If you thought you were over a virus but your cough isn’t getting any better, you might have developed a second infection. “Someone who has a cough or runny nose and suddenly has green drainage might have a bacterial infection on top of it,” Dr. Rizzo says. Check with your doctor, who might prescribe antibiotics.
After a virus, some people develop a cough that sticks around because their airways overreact to a virus. The smooth muscle tissue lining the airways clamps down and traps secretions in the wrong place, Dr. Turowski says. “Anybody and everybody, after a severe respiratory condition, can develop a chronic cough,” he says. “Sometimes it comes out of the blue.”
Taking ACE inhibitors for high blood pressure could cause a cough, likely because they disrupt histamine pathways and inflame airways in some people, Dr. Rizzo says. Even if you’ve been taking the medication for a while, check with your doctor to see if it could be causing your cough. “You can develop a cough sometimes early on after you start the medication, and sometimes after a number of months,” Dr. Rizzo says.
Not only does your heart have beta receptors, but your airways have them, too. “If activated by beta blockers, lungs can clamp down, and when they restrict, they cause a cough,” Dr. Turowski says.
Poor air quality
Persistent coughing is most common in people who live in cities or near a lot of air pollution. But working in an old office space for years could also start to irritate your lungs. “Sometimes people in old office spaces or dirty, dank environments where mold or mildew builds up…develop an allergic, infectious kind of cough,” Dr. Turowski says.
Up to 40 percent of people who have rheumatoid arthritis also have pulmonary fibrosis, a lung disease that scars lung tissue, according to the National Institutes of Health. Rheumatoid arthritis is a systemic connective tissue disease, which means it can damage the lungs and lead to persistent coughing, Dr. Turowski says. In fact, a cough might be the only early symptom of pulmonary fibrosis, Dr.

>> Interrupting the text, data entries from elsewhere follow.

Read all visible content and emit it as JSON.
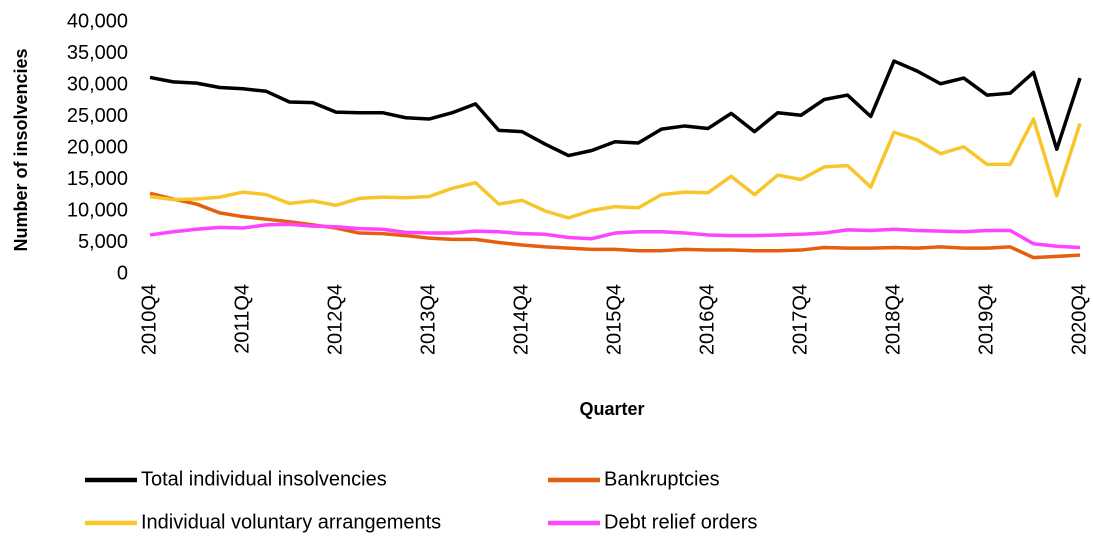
{
  "chart_data": {
    "type": "line",
    "x_label": "Quarter",
    "y_label": "Number of insolvencies",
    "categories": [
      "2010Q4",
      null,
      null,
      null,
      "2011Q4",
      null,
      null,
      null,
      "2012Q4",
      null,
      null,
      null,
      "2013Q4",
      null,
      null,
      null,
      "2014Q4",
      null,
      null,
      null,
      "2015Q4",
      null,
      null,
      null,
      "2016Q4",
      null,
      null,
      null,
      "2017Q4",
      null,
      null,
      null,
      "2018Q4",
      null,
      null,
      null,
      "2019Q4",
      null,
      null,
      null,
      "2020Q4"
    ],
    "ylim": [
      0,
      40000
    ],
    "yticks": [
      0,
      {
        "value": 5000,
        "label": "5,000"
      },
      {
        "value": 10000,
        "label": "10,000"
      },
      {
        "value": 15000,
        "label": "15,000"
      },
      {
        "value": 20000,
        "label": "20,000"
      },
      {
        "value": 25000,
        "label": "25,000"
      },
      {
        "value": 30000,
        "label": "30,000"
      },
      {
        "value": 35000,
        "label": "35,000"
      },
      {
        "value": 40000,
        "label": "40,000"
      }
    ],
    "grid": false,
    "series": [
      {
        "name": "Total individual insolvencies",
        "color": "#000000",
        "values": [
          31200,
          30500,
          30300,
          29600,
          29400,
          29000,
          27300,
          27200,
          25700,
          25600,
          25600,
          24800,
          24600,
          25600,
          27000,
          22800,
          22600,
          20600,
          18800,
          19600,
          21000,
          20800,
          23000,
          23500,
          23100,
          25500,
          22600,
          25600,
          25200,
          27700,
          28400,
          25000,
          33800,
          32200,
          30200,
          31100,
          28400,
          28700,
          32000,
          19800,
          31100
        ]
      },
      {
        "name": "Bankruptcies",
        "color": "#e4600f",
        "values": [
          12800,
          11900,
          11100,
          9700,
          9100,
          8700,
          8300,
          7800,
          7300,
          6500,
          6400,
          6100,
          5700,
          5500,
          5500,
          5000,
          4600,
          4300,
          4100,
          3900,
          3900,
          3700,
          3700,
          3900,
          3800,
          3800,
          3700,
          3700,
          3800,
          4200,
          4100,
          4100,
          4200,
          4100,
          4300,
          4100,
          4100,
          4300,
          2600,
          2800,
          3000
        ]
      },
      {
        "name": "Individual voluntary arrangements",
        "color": "#f8c62a",
        "values": [
          12300,
          11800,
          11900,
          12200,
          13000,
          12600,
          11200,
          11600,
          10900,
          12000,
          12200,
          12100,
          12300,
          13600,
          14500,
          11100,
          11700,
          10000,
          8900,
          10100,
          10700,
          10500,
          12600,
          13000,
          12900,
          15500,
          12600,
          15700,
          15000,
          17000,
          17200,
          13800,
          22500,
          21300,
          19100,
          20200,
          17400,
          17400,
          24600,
          12400,
          23900
        ]
      },
      {
        "name": "Debt relief orders",
        "color": "#ff44ff",
        "values": [
          6200,
          6700,
          7100,
          7400,
          7300,
          7800,
          7900,
          7600,
          7500,
          7200,
          7100,
          6600,
          6500,
          6500,
          6800,
          6700,
          6400,
          6300,
          5800,
          5600,
          6500,
          6700,
          6700,
          6500,
          6200,
          6100,
          6100,
          6200,
          6300,
          6500,
          7000,
          6900,
          7100,
          6900,
          6800,
          6700,
          6900,
          6900,
          4800,
          4400,
          4200
        ]
      }
    ]
  }
}
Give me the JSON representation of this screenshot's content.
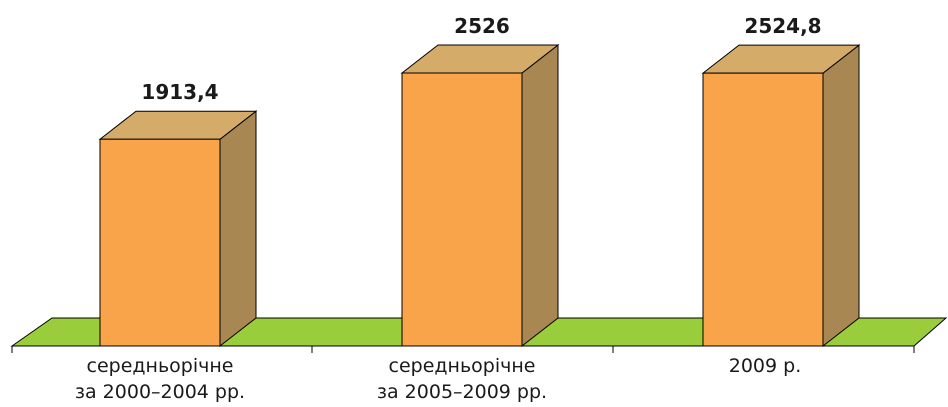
{
  "chart_data": {
    "type": "bar",
    "categories": [
      [
        "середньорічне",
        "за 2000–2004 рр."
      ],
      [
        "середньорічне",
        "за 2005–2009 рр."
      ],
      [
        "2009 р."
      ]
    ],
    "values": [
      1913.4,
      2526,
      2524.8
    ],
    "value_labels": [
      "1913,4",
      "2526",
      "2524,8"
    ],
    "title": "",
    "xlabel": "",
    "ylabel": "",
    "ylim": [
      0,
      2526
    ],
    "grid": false,
    "legend": "none",
    "style": "3d-column",
    "colors": {
      "bar_front": "#F9A44A",
      "bar_top": "#D5AB6A",
      "bar_side": "#A88752",
      "floor": "#9ACD3C",
      "outline": "#000000"
    }
  }
}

Rizzo says. “It’s difficult to detect but involves a dry cough that persists for a number of months,” he says.
Miscommunication from the nervous system
In rare cases when there doesn’t seem to be any other explanation, the nerves might be sending the wrong information to the lungs, triggering a cough. “There’s some discombobulation and disregulation in feedback with the nerves and the delicate respiratory system,” Dr. Turowski says.
If you feel like you’re choking when eating or talking, swallowing problems might be behind your persistent coughing. Dr. Rizzo suggests visiting a speech therapist or practicing swallowing exercises.